Otóż zauważmy najpierw, że chociaż cały wieczór spędził Pan Jezus wśród ludzi, których nauczał i uzdrawiał, to "nad ranem, gdy jeszcze było ciemno, wstał, wyszedł i udał się na miejsce pustynne, i tam się modlił". On, chociaż Syn Boży, wiele się modlił. Jedność z Ojcem i oddanie Ojcu były źródłem Jego miłości do nas. To stąd brała się Jego bezinteresowność i poświęcenie. Wolno nam się domyślać, że swoją modlitwą ogarniał wtedy również nas, którzy mieliśmy się narodzić dopiero za niespełna dwa tysiące lat.

Tym bardziej my potrzebujemy modlitwy, bo inaczej źródła naszej miłości wyschną. Jak napisał Ojciec święty Benedykt XVI w swojej pierwszej encyklice, człowiek, "aby stać się źródłem [miłości], sam musi pić wciąż na nowo z tego pierwszego, oryginalnego źródła, którym jest Jezus Chrystus, z którego przebitego serca wypływa miłość samego Boga". I przywołuje Ojciec święty "przykład Mojżesza, który wciąż powraca, wchodzi do świętego namiotu, prowadzi dialog  z Bogiem, aby mógł dzięki temu, wychodząc od Boga, być do dyspozycji swojego ludu".

I jeszcze jeden szczegół z dzisiejszej Ewangelii, na który warto zwrócić uwagę. Mianowicie mieszkańcy Kafarnaum poczuli się tak bardzo obdarzeni przez Pana Jezusa, że prosili Go, żeby pozostał z nimi na zawsze. On im wtedy odpowiedział: Muszę iść również "gdzie indziej, do sąsiednich miejscowości, abym i tam mógł nauczać, bo na to wyszedłem". Patrzmy, o ile my jesteśmy szczęśliwsi od tamtych prostych ludzi, którzy uwierzyli w Pana Jezusa i Go pokochali. Kiedy On dokonał już naszego odkupienia i zmartwychwstał, i zesłał nam Ducha Świętego, starczy Go dla wszystkich. Choćby nas było miliardy, każdy z nas ma do Niego bezpośredni dostęp, każdy z nas może słuchać Jego Ewangelii, żywić się Jego Ciałem, kochać Go i się z Nim przyjaźnić. O ileż szczęśliwsi jesteśmy od mieszkańców Kafarnaum!

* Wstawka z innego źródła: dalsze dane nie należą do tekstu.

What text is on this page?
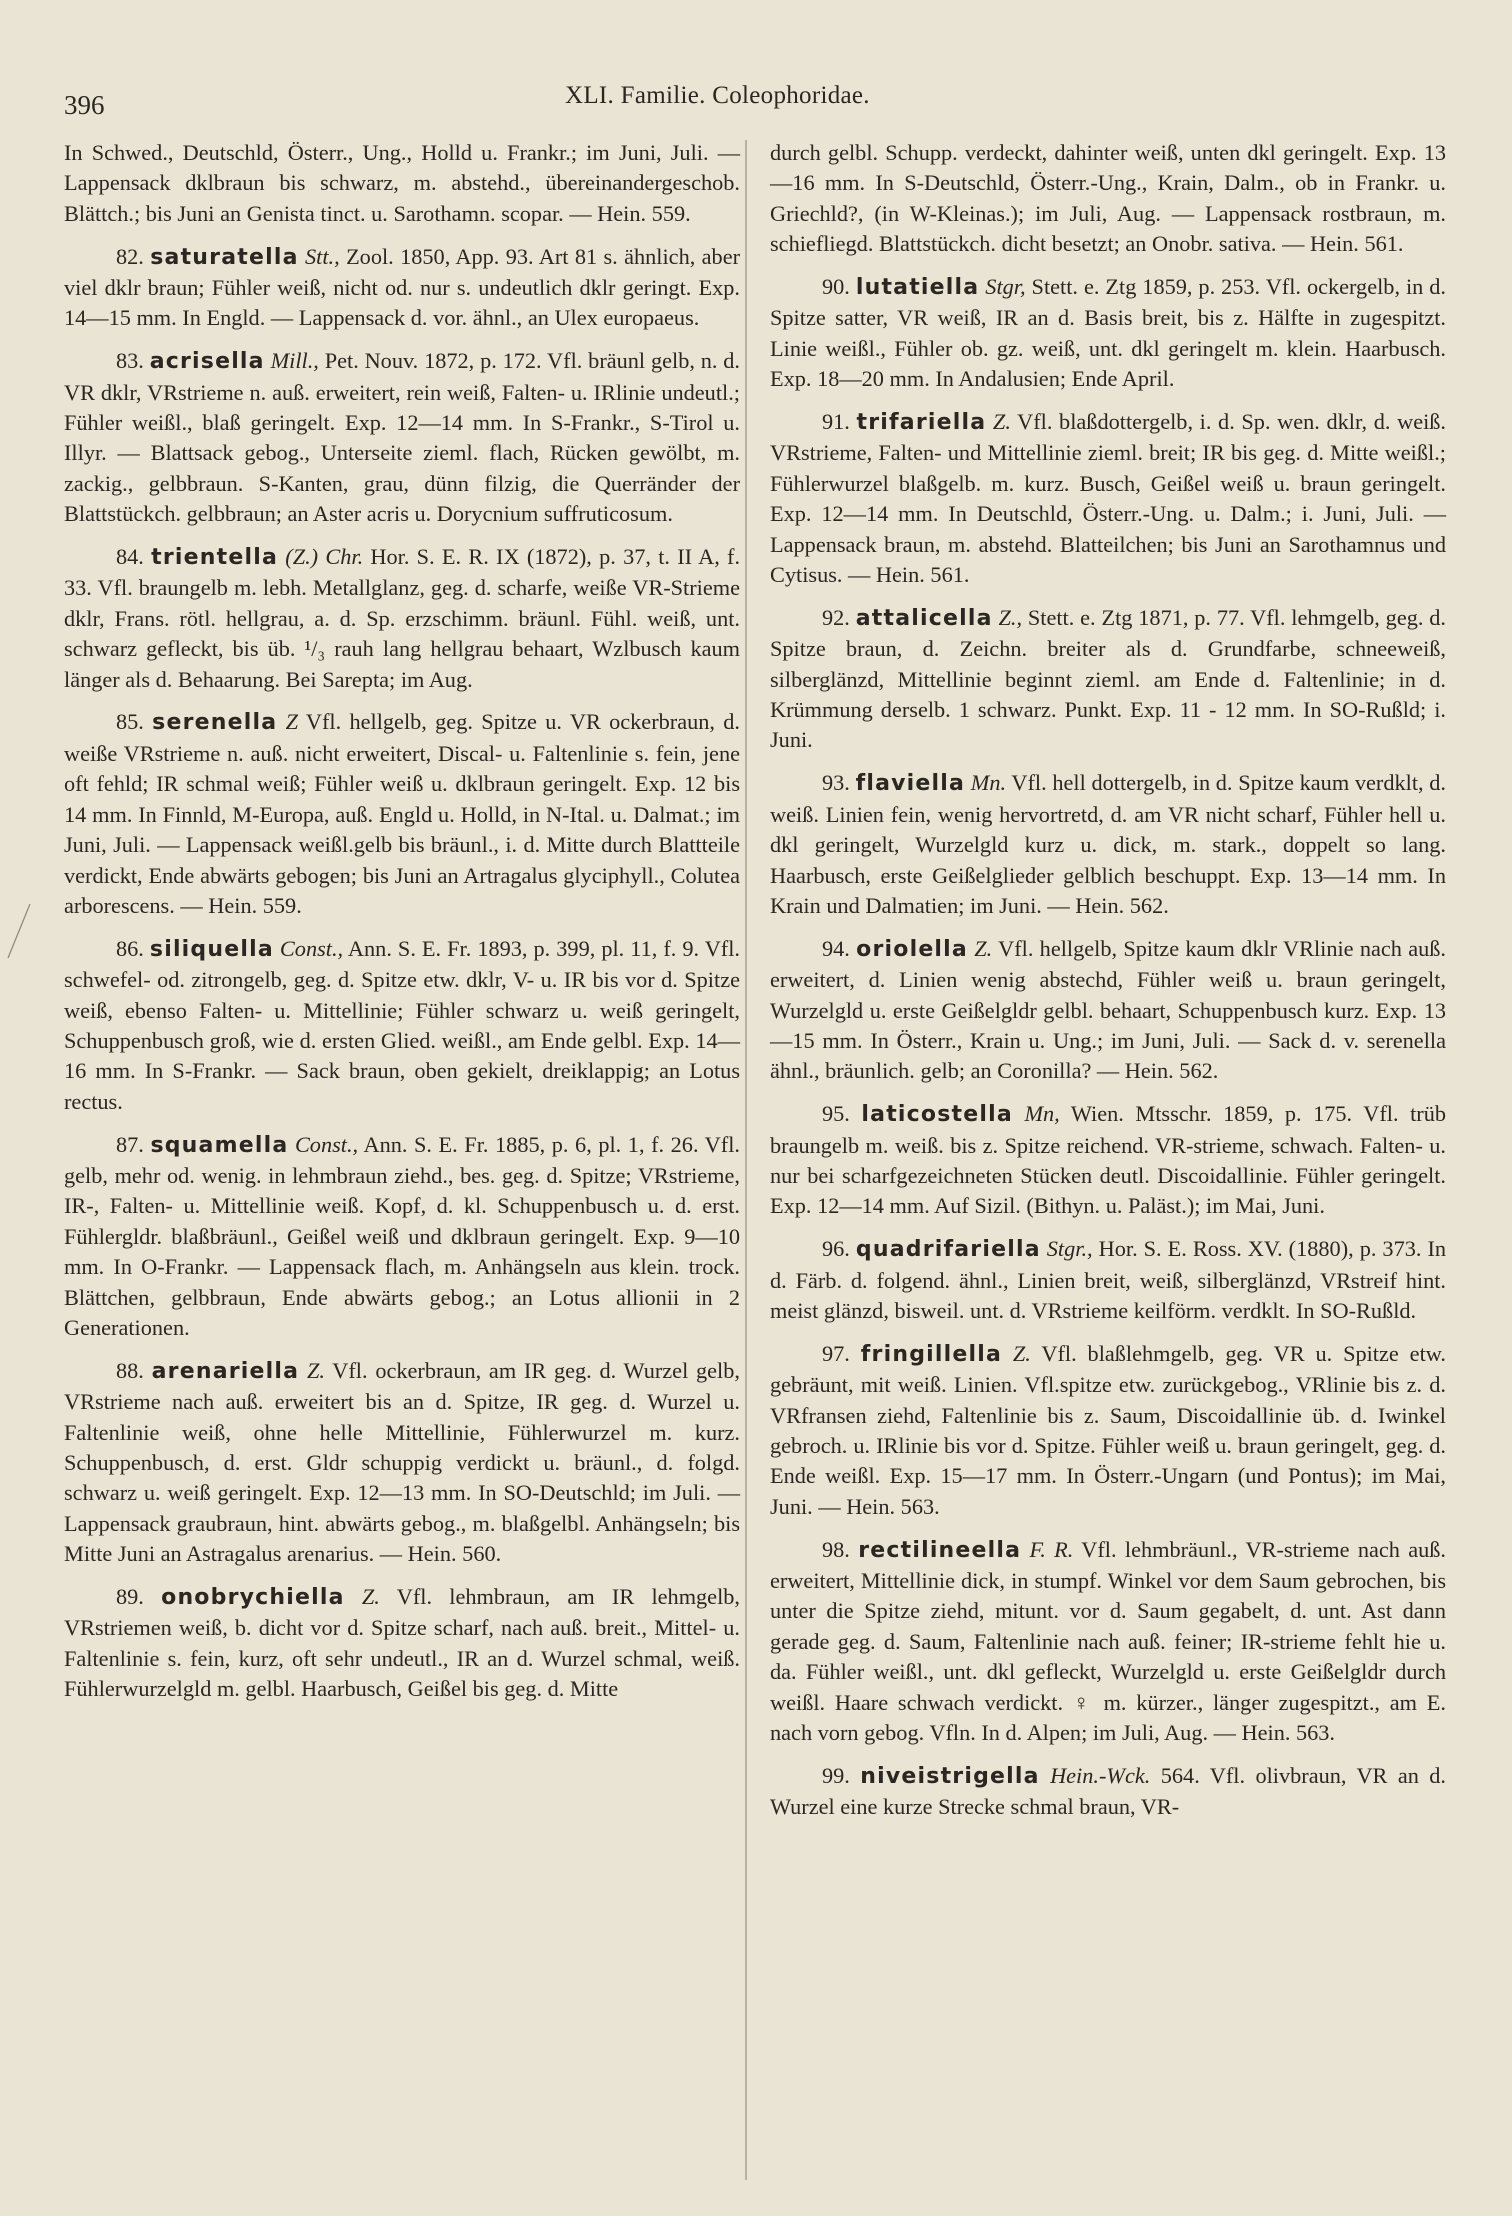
396	XLI. Familie. Coleophoridae.

In Schwed., Deutschld, Österr., Ung., Holld u. Frankr.; im Juni, Juli. — Lappensack dklbraun bis schwarz, m. abstehd., übereinandergeschob. Blättch.; bis Juni an Genista tinct. u. Sarothamn. scopar. — Hein. 559.

82. saturatella Stt., Zool. 1850, App. 93. Art 81 s. ähnlich, aber viel dklr braun; Fühler weiß, nicht od. nur s. undeutlich dklr geringt. Exp. 14—15 mm. In Engld. — Lappensack d. vor. ähnl., an Ulex europaeus.

83. acrisella Mill., Pet. Nouv. 1872, p. 172. Vfl. bräunl gelb, n. d. VR dklr, VRstrieme n. auß. erweitert, rein weiß, Falten- u. IRlinie undeutl.; Fühler weißl., blaß geringelt. Exp. 12—14 mm. In S-Frankr., S-Tirol u. Illyr. — Blattsack gebog., Unterseite zieml. flach, Rücken gewölbt, m. zackig., gelbbraun. S-Kanten, grau, dünn filzig, die Querränder der Blattstückch. gelbbraun; an Aster acris u. Dorycnium suffruticosum.

84. trientella (Z.) Chr. Hor. S. E. R. IX (1872), p. 37, t. II A, f. 33. Vfl. braungelb m. lebh. Metallglanz, geg. d. scharfe, weiße VR-Strieme dklr, Frans. rötl. hellgrau, a. d. Sp. erzschimm. bräunl. Fühl. weiß, unt. schwarz gefleckt, bis üb. ¹/₃ rauh lang hellgrau behaart, Wzlbusch kaum länger als d. Behaarung. Bei Sarepta; im Aug.

85. serenella Z Vfl. hellgelb, geg. Spitze u. VR ockerbraun, d. weiße VRstrieme n. auß. nicht erweitert, Discal- u. Faltenlinie s. fein, jene oft fehld; IR schmal weiß; Fühler weiß u. dklbraun geringelt. Exp. 12 bis 14 mm. In Finnld, M-Europa, auß. Engld u. Holld, in N-Ital. u. Dalmat.; im Juni, Juli. — Lappensack weißl.gelb bis bräunl., i. d. Mitte durch Blattteile verdickt, Ende abwärts gebogen; bis Juni an Artragalus glyciphyll., Colutea arborescens. — Hein. 559.

86. siliquella Const., Ann. S. E. Fr. 1893, p. 399, pl. 11, f. 9. Vfl. schwefel- od. zitrongelb, geg. d. Spitze etw. dklr, V- u. IR bis vor d. Spitze weiß, ebenso Falten- u. Mittellinie; Fühler schwarz u. weiß geringelt, Schuppenbusch groß, wie d. ersten Glied. weißl., am Ende gelbl. Exp. 14—16 mm. In S-Frankr. — Sack braun, oben gekielt, dreiklappig; an Lotus rectus.

87. squamella Const., Ann. S. E. Fr. 1885, p. 6, pl. 1, f. 26. Vfl. gelb, mehr od. wenig. in lehmbraun ziehd., bes. geg. d. Spitze; VRstrieme, IR-, Falten- u. Mittellinie weiß. Kopf, d. kl. Schuppenbusch u. d. erst. Fühlergldr. blaßbräunl., Geißel weiß und dklbraun geringelt. Exp. 9—10 mm. In O-Frankr. — Lappensack flach, m. Anhängseln aus klein. trock. Blättchen, gelbbraun, Ende abwärts gebog.; an Lotus allionii in 2 Generationen.

88. arenariella Z. Vfl. ockerbraun, am IR geg. d. Wurzel gelb, VRstrieme nach auß. erweitert bis an d. Spitze, IR geg. d. Wurzel u. Faltenlinie weiß, ohne helle Mittellinie, Fühlerwurzel m. kurz. Schuppenbusch, d. erst. Gldr schuppig verdickt u. bräunl., d. folgd. schwarz u. weiß geringelt. Exp. 12—13 mm. In SO-Deutschld; im Juli. — Lappensack graubraun, hint. abwärts gebog., m. blaßgelbl. Anhängseln; bis Mitte Juni an Astragalus arenarius. — Hein. 560.

89. onobrychiella Z. Vfl. lehmbraun, am IR lehmgelb, VRstriemen weiß, b. dicht vor d. Spitze scharf, nach auß. breit., Mittel- u. Faltenlinie s. fein, kurz, oft sehr undeutl., IR an d. Wurzel schmal, weiß. Fühlerwurzelgld m. gelbl. Haarbusch, Geißel bis geg. d. Mitte

durch gelbl. Schupp. verdeckt, dahinter weiß, unten dkl geringelt. Exp. 13—16 mm. In S-Deutschld, Österr.-Ung., Krain, Dalm., ob in Frankr. u. Griechld?, (in W-Kleinas.); im Juli, Aug. — Lappensack rostbraun, m. schiefliegd. Blattstückch. dicht besetzt; an Onobr. sativa. — Hein. 561.

90. lutatiella Stgr, Stett. e. Ztg 1859, p. 253. Vfl. ockergelb, in d. Spitze satter, VR weiß, IR an d. Basis breit, bis z. Hälfte in zugespitzt. Linie weißl., Fühler ob. gz. weiß, unt. dkl geringelt m. klein. Haarbusch. Exp. 18—20 mm. In Andalusien; Ende April.

91. trifariella Z. Vfl. blaßdottergelb, i. d. Sp. wen. dklr, d. weiß. VRstrieme, Falten- und Mittellinie zieml. breit; IR bis geg. d. Mitte weißl.; Fühlerwurzel blaßgelb. m. kurz. Busch, Geißel weiß u. braun geringelt. Exp. 12—14 mm. In Deutschld, Österr.-Ung. u. Dalm.; i. Juni, Juli. — Lappensack braun, m. abstehd. Blatteilchen; bis Juni an Sarothamnus und Cytisus. — Hein. 561.

92. attalicella Z., Stett. e. Ztg 1871, p. 77. Vfl. lehmgelb, geg. d. Spitze braun, d. Zeichn. breiter als d. Grundfarbe, schneeweiß, silberglänzd, Mittellinie beginnt zieml. am Ende d. Faltenlinie; in d. Krümmung derselb. 1 schwarz. Punkt. Exp. 11 - 12 mm. In SO-Rußld; i. Juni.

93. flaviella Mn. Vfl. hell dottergelb, in d. Spitze kaum verdklt, d. weiß. Linien fein, wenig hervortretd, d. am VR nicht scharf, Fühler hell u. dkl geringelt, Wurzelgld kurz u. dick, m. stark., doppelt so lang. Haarbusch, erste Geißelglieder gelblich beschuppt. Exp. 13—14 mm. In Krain und Dalmatien; im Juni. — Hein. 562.

94. oriolella Z. Vfl. hellgelb, Spitze kaum dklr VRlinie nach auß. erweitert, d. Linien wenig abstechd, Fühler weiß u. braun geringelt, Wurzelgld u. erste Geißelgldr gelbl. behaart, Schuppenbusch kurz. Exp. 13—15 mm. In Österr., Krain u. Ung.; im Juni, Juli. — Sack d. v. serenella ähnl., bräunlich. gelb; an Coronilla? — Hein. 562.

95. laticostella Mn, Wien. Mtsschr. 1859, p. 175. Vfl. trüb braungelb m. weiß. bis z. Spitze reichend. VR-strieme, schwach. Falten- u. nur bei scharfgezeichneten Stücken deutl. Discoidallinie. Fühler geringelt. Exp. 12—14 mm. Auf Sizil. (Bithyn. u. Paläst.); im Mai, Juni.

96. quadrifariella Stgr., Hor. S. E. Ross. XV. (1880), p. 373. In d. Färb. d. folgend. ähnl., Linien breit, weiß, silberglänzd, VRstreif hint. meist glänzd, bisweil. unt. d. VRstrieme keilförm. verdklt. In SO-Rußld.

97. fringillella Z. Vfl. blaßlehmgelb, geg. VR u. Spitze etw. gebräunt, mit weiß. Linien. Vfl.spitze etw. zurückgebog., VRlinie bis z. d. VRfransen ziehd, Faltenlinie bis z. Saum, Discoidallinie üb. d. Iwinkel gebroch. u. IRlinie bis vor d. Spitze. Fühler weiß u. braun geringelt, geg. d. Ende weißl. Exp. 15—17 mm. In Österr.-Ungarn (und Pontus); im Mai, Juni. — Hein. 563.

98. rectilineella F. R. Vfl. lehmbräunl., VR-strieme nach auß. erweitert, Mittellinie dick, in stumpf. Winkel vor dem Saum gebrochen, bis unter die Spitze ziehd, mitunt. vor d. Saum gegabelt, d. unt. Ast dann gerade geg. d. Saum, Faltenlinie nach auß. feiner; IR-strieme fehlt hie u. da. Fühler weißl., unt. dkl gefleckt, Wurzelgld u. erste Geißelgldr durch weißl. Haare schwach verdickt. ♀ m. kürzer., länger zugespitzt., am E. nach vorn gebog. Vfln. In d. Alpen; im Juli, Aug. — Hein. 563.

99. niveistrigella Hein.-Wck. 564. Vfl. olivbraun, VR an d. Wurzel eine kurze Strecke schmal braun, VR-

Natomiast to swoje pragnienie, żeby Ewangelia była głoszona wszędzie, gdzie to tylko możliwe, Pan Jezus chce wszczepić w nasze serca. To dlatego liturgia wiąże z dzisiejszą Ewangelią wykrzyknik apostoła Pawła: "Biada mi, gdybym nie głosił Ewangelii! Dla słabych stałem się jak słaby, by pozyskać słabych. Stałem się wszystkim dla wszystkich, żeby w ogóle ocalić przynajmniej niektórych. Wszystko zaś czynię dla Ewangelii, by mieć w niej swój udział".

Bracia i Siostry! Módlmy się serdecznie o to, żeby również w nas i wśród nas Pan Jezus dokonywał swoich cudów. Ufajmy, że również z nas i spośród nas Jezus zechce usuwać złego ducha kłótliwości, rozpusty i egoizmu. Pilnujmy modlitwy jako źródła naszej miłości. I oby nam bardzo zależało na tym, żeby dzielić się Ewangelią z innymi ludźmi! Amen.